In general, governance can be summed up by asking three connected questions (Siemieniuch and Sinclair, 2014):
- Are we doing the right things (leadership)?
- Are we doing those things right (management)?
- How do we know this (metrics and measurements)?
Currently, there is no accepted framework for addressing these questions in a SoS context, but Henshaw et. al. (2013) have highlighted architectures as an important means through which governance may be clarified. They postulate that a SoS can be regarded as a set of trust and contract relationships between systems (i.e. including both informal and formal relationships). The systems architect of a constituent system must, therefore, address trust issues for each participating organization in the overall enterprise with which his/her system must interoperate. For SoS, technical engineering governance is concerned with defining and ensuring compliance with trust at the interface between constituent systems. An example of difficulty managing the interfaces in a SoS is provided in the Cassini-Huygens mission case study .
Situational awareness is a decision maker’s understanding of the environment in which he/she takes a decision; it concerns information, awareness, perception, and cognition. Endsley (1995) emphasizes that situational awareness is a state of knowledge. There are numerous examples of SoS failure due to the operator of one constituent system making decisions based on inadequate knowledge of the overall SoS (big picture). Fratricide incidents are among the most shocking (see for example Rasmussen, 2007).

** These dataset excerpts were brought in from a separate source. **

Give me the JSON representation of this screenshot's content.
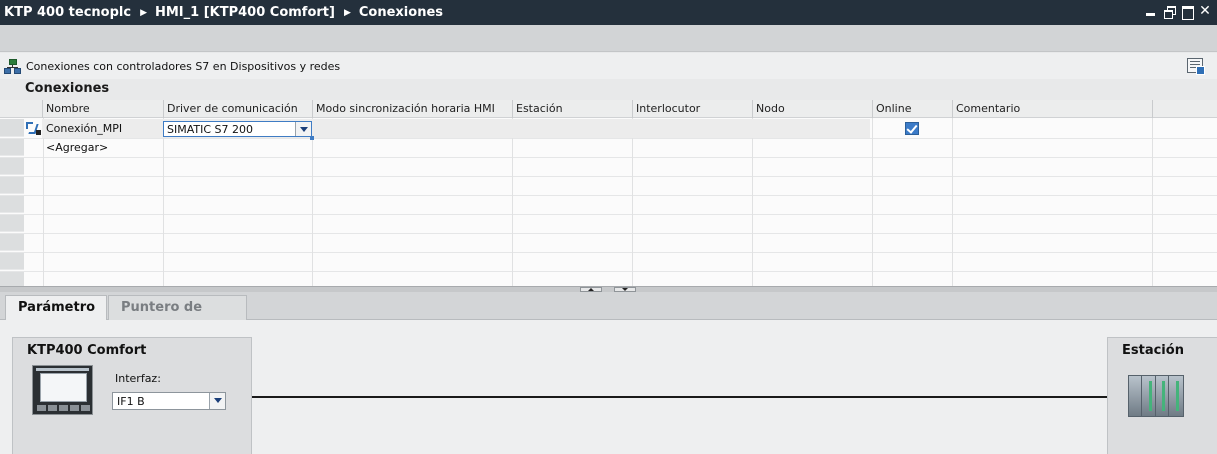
{
  "titlebar": {
    "breadcrumbs": [
      "KTP 400 tecnoplc",
      "HMI_1 [KTP400 Comfort]",
      "Conexiones"
    ],
    "window_controls": [
      "minimize-icon",
      "restore-icon",
      "maximize-icon",
      "close-icon"
    ]
  },
  "infobar": {
    "icon": "network-devices-icon",
    "text": "Conexiones con controladores S7 en Dispositivos y redes"
  },
  "table": {
    "title": "Conexiones",
    "columns": [
      "Nombre",
      "Driver de comunicación",
      "Modo sincronización horaria HMI",
      "Estación",
      "Interlocutor",
      "Nodo",
      "Online",
      "Comentario"
    ],
    "rows": [
      {
        "icon": "connection-icon",
        "nombre": "Conexión_MPI",
        "driver": "SIMATIC S7 200",
        "modo": "",
        "estacion": "",
        "interlocutor": "",
        "nodo": "",
        "online": true,
        "comentario": ""
      }
    ],
    "add_row_label": "<Agregar>"
  },
  "tabs": [
    {
      "label": "Parámetro",
      "active": true
    },
    {
      "label": "Puntero de área",
      "active": false
    }
  ],
  "params": {
    "device_title": "KTP400 Comfort",
    "interface_label": "Interfaz:",
    "interface_value": "IF1 B",
    "station_title": "Estación"
  },
  "colors": {
    "titlebar_bg": "#24303c",
    "accent_blue": "#3b7bc8",
    "plc_status_green": "#45b37b"
  }
}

On the other hand, SoS development is also viewed as the means through which improved situational awareness may be achieved (Van der Laar, et. al., 2013). In the defense environment, Network Enabled Capability (NEC) was a system of systems approach motivated by the objective of making better use of information sharing to achieve military objectives. Court (2005) identified that the NEC benefits chain was concerned with the quality of decision making, which relies on the quality of shared awareness, which relies, in turn, on networks and information quality; a crucial element is the sharing of information, knowledge, and understanding. NEC is predicated on the ability to share useful information effectively among the stakeholders that need it. It is concluded that improving situational awareness will improve SoS performance, or at least reduce the risk of failures at the SoS level. Thus, the principles which govern the organization of the SoS should support sharing information effectively across the network; in essence, ensuring that every level of the interoperability spectrum is adequately serviced. Operators need insight into the effect that their own local decisions may have on the changing SoS or environment; similarly they need to understand how external changes will affect the systems that they own.